In 2013, he was appointed by his father, the majority shareholder, to the board of English football club Arsenal as a non-executive director.

In April 2021, Arsenal were announced as a founding member of the European Super League, a closed competition without relegation or promotion, as in American professional-sports leagues. Arsenal and the other five English clubs involved backed out within days after a "fierce" backlash by fans and commentators. Following the "debacle," Arsenal fans called for the Kroenke family to sell the club, to which Kroenke responded that his "family have no intention of selling."

==Personal life==
Kroenke resides in Denver, Colorado.
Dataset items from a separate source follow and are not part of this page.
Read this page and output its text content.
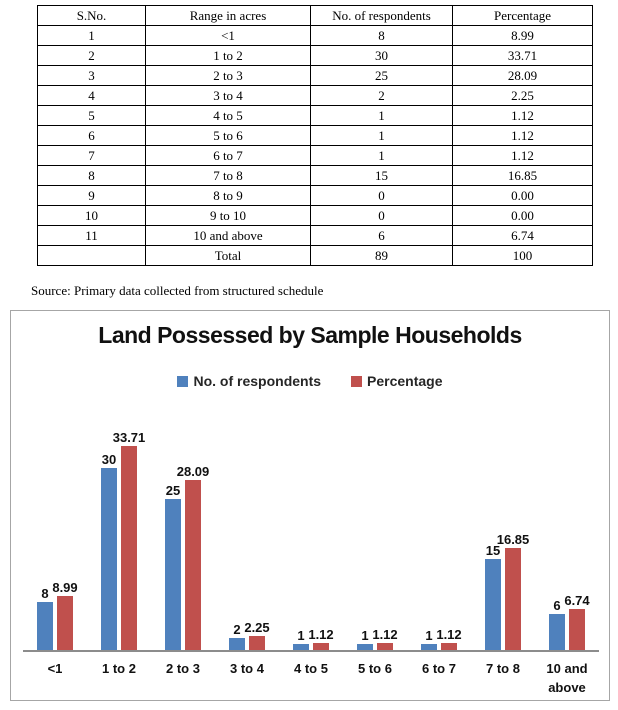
S.No.	Range in acres	No. of respondents	Percentage
1	<1	8	8.99
2	1 to 2	30	33.71
3	2 to 3	25	28.09
4	3 to 4	2	2.25
5	4 to 5	1	1.12
6	5 to 6	1	1.12
7	6 to 7	1	1.12
8	7 to 8	15	16.85
9	8 to 9	0	0.00
10	9 to 10	0	0.00
11	10 and above	6	6.74
	Total	89	100
Source: Primary data collected from structured schedule
Land Possessed by Sample Households
No. of respondents	Percentage
8 8.99
30
33.71
25
28.09
2 2.25
1 1.12 1 1.12 1 1.12
15
16.85
6 6.74
<1	1 to 2	2 to 3	3 to 4	4 to 5	5 to 6	6 to 7	7 to 8	10 and above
Kroenke purchased an 1,885 ft2 condo for $1.4 million in 2007. Prior to his move to Denver, Kroenke lived in New York City. He and his sister, Whitney Ann Kroenke, purchased a 1,735 ft2 condominium, with a 400 ft2 roof deck, a small balcony and views of the Empire State Building for $2.7 million in 2005. They sold it in 2007 for $2.45 million—below both the initial listed price of $2.995 million and their final asking price of $2.55 million.